OMSC expanded in the 1991–1992 school year, with the absorption of Occidental Mindoro Community College in Mamburao by the state college. The community college became a satellite campus of the OMSC and became known as the OMSC-Mamburao Campus, which offers baccalaureate and non-degree courses. A 98.8725 ha plot owned by the Organization for the International Scientific and Cultural Advancement (OISCA) was also acquired by the state college through the Provincial Board and Provincial Development Council.

Sofronio S. Sanqui was appointed college president on 19 December 1994 and sworn into office on 29 December, the same year, by DECS Secretary Ricardo T. Gloria, after the retirement of Rebong. Sanqui was the vice president for Academic Affairs and dean of the Graduate School before his appointment. Sanqui focused on human resource development and student development.

The state college established the following service areas in San Jose, Occidental Mindoro:

- Damayan Center - San Isidro, on a 2 ha plot.
- Experimental Forestry - adjacent the Damayan Center on a 28.4974 ha land.
- Caminawit Extension Program - Caminawit
- Agro-Forestry Center - Labangan on an 8.7 ha land.

===Expansion within San Jose===
In the year 2000, by virtue of Republic Act 8760 (also known as the General Appropriations Act) significant reforms were brought about in the educational system, specifically to OMSC. It became the host to CHED-supervised institutions in the province, namely the Occidental Mindoro Polytechnic College (OMPC) in Murtha, San Jose, Occidental Mindoro and the Pedro T. Mendiola Sr. Memorial Technological and Polytechnic College in Brgy. Bagong Sikat, San Jose, Occidental Mindoro. With the integration, OMPC became known as the OMSC-OMPC Campus, while the PTMSMTPC was renamed to OMSC-PTMSMTPC and is now situated at the Labangan Campus.

After 15 years of sterling and dedicated service to the Institution, Sofronio S. Sanqui, the second college president, retired.

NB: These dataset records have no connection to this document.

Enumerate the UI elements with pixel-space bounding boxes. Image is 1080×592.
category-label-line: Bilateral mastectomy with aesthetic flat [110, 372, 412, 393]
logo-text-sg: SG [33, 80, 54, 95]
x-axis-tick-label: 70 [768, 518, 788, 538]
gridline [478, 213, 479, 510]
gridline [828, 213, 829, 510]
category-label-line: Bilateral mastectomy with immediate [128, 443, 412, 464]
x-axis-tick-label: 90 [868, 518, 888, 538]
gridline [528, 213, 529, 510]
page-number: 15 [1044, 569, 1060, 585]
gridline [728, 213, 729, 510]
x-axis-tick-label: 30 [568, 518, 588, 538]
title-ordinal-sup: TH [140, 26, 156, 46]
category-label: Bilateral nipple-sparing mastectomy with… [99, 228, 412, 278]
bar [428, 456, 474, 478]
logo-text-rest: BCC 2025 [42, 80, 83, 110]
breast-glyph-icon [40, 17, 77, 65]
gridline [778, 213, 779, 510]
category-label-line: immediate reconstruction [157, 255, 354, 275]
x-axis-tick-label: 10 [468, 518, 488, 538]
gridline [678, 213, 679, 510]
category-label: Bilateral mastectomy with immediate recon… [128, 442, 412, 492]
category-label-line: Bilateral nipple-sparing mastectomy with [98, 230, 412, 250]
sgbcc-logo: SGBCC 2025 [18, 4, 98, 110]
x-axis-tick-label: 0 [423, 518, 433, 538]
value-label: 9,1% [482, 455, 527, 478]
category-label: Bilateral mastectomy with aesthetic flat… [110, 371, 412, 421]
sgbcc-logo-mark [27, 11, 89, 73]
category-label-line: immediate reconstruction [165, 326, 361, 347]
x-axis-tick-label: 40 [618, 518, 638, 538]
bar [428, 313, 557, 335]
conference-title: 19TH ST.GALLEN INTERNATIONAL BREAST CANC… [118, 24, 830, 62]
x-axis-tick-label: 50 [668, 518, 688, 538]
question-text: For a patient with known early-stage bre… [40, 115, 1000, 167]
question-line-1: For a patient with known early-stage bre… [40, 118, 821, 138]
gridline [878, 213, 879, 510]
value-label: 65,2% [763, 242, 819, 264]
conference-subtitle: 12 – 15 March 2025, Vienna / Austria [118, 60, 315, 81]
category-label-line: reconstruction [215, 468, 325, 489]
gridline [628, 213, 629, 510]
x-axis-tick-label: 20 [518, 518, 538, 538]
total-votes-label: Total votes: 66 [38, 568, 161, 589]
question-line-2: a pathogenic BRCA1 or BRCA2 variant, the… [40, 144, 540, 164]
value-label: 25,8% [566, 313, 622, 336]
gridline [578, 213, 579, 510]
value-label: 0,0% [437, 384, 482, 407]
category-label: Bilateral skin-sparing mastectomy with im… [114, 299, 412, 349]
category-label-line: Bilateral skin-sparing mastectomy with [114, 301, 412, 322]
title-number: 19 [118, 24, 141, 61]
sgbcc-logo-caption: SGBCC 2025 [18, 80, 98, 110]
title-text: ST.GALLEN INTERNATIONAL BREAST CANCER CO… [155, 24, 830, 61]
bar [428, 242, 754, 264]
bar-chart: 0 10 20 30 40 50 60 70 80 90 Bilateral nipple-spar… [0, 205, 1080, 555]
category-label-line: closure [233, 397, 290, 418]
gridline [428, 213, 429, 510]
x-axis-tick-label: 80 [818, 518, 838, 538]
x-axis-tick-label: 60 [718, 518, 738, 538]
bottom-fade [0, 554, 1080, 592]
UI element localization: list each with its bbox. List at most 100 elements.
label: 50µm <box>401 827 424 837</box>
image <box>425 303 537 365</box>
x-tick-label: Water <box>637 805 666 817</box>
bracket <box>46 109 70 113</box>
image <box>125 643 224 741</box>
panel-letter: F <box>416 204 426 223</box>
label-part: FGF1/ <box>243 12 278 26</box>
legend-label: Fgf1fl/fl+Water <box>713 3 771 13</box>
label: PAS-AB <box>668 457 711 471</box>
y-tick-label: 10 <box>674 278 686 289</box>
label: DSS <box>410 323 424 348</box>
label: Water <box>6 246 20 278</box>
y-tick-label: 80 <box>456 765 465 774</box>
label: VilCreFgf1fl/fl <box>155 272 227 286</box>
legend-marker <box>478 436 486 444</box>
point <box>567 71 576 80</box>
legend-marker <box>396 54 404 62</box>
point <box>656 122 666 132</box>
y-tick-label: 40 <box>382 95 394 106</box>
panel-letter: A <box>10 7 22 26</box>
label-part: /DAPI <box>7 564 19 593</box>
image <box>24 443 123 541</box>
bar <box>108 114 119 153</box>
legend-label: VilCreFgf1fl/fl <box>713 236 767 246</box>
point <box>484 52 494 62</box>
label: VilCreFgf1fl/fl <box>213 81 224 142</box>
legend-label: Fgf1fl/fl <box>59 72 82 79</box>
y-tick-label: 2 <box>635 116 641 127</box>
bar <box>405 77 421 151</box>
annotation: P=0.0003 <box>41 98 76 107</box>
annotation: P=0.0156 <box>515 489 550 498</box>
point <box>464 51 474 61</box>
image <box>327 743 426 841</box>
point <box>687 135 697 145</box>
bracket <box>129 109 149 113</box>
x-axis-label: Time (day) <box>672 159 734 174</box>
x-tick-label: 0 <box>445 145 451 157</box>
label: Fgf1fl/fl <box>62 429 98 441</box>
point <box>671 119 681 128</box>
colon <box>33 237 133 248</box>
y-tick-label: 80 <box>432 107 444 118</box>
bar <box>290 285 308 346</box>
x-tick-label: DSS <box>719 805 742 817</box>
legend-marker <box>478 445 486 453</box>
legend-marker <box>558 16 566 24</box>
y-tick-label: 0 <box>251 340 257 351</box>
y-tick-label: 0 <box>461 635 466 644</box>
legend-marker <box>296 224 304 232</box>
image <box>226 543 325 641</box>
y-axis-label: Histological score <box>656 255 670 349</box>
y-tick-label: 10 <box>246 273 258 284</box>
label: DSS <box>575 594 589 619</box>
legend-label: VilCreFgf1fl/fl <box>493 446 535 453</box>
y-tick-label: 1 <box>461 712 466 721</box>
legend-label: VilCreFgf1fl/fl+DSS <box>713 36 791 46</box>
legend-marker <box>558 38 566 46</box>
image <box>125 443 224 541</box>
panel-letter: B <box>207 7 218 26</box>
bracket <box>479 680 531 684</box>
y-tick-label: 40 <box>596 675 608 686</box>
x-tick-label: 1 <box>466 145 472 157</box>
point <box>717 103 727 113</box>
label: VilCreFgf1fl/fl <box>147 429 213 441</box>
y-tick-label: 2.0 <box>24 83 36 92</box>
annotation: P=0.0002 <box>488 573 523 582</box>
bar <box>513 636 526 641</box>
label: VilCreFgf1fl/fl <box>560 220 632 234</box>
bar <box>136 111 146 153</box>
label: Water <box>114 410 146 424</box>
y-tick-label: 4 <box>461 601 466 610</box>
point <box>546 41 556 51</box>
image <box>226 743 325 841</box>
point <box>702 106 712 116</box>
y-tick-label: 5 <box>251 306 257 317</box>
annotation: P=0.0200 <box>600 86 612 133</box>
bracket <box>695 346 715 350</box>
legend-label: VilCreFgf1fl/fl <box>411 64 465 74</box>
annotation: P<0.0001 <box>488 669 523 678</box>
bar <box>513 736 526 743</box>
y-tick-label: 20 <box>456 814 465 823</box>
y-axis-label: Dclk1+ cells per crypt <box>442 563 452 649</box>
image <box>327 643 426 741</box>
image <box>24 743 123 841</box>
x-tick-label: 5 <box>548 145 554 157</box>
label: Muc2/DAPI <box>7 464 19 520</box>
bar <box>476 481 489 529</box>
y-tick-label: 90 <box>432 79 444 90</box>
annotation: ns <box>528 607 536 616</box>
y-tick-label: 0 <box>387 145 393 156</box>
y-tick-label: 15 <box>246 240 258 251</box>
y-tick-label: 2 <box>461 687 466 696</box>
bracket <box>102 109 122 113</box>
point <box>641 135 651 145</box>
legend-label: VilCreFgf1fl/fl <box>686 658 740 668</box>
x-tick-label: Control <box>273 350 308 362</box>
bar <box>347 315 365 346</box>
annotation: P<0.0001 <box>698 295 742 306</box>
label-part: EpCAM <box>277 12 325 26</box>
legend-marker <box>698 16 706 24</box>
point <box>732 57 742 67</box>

He was replaced by Arnold N. Venturina, when the Board of Trustees of the College elected him on 11 September 2009. With the change of administration, several significant changes in the programs and policies of the college were also enforced.

Three months to Venturina's presidency, President Gloria Macapagal-Arroyo signed RA 9747, also known as an “Act Renaming Occidental Mindoro National College as the Occidental Mindoro State College”, on 10 November 2009, whose principal sponsor was Congresswoman and Deputy Speaker, Amelita C. Villarosa.

On 1 May 2010, the college was conferred the “San Jose Builders Award (Education Sector)" by the San Jose Centennial Commission. This was in recognition of its significant contributions to the progress and development of the town of San Jose.

===The College of Arts, Sciences, and Technology===
The College of Arts, Sciences, and Technology, a learning and research institute at Occidental Mindoro State College, is led by College Dean Joselito D. Aguid, a Rector of Dynamic Theological Seminary.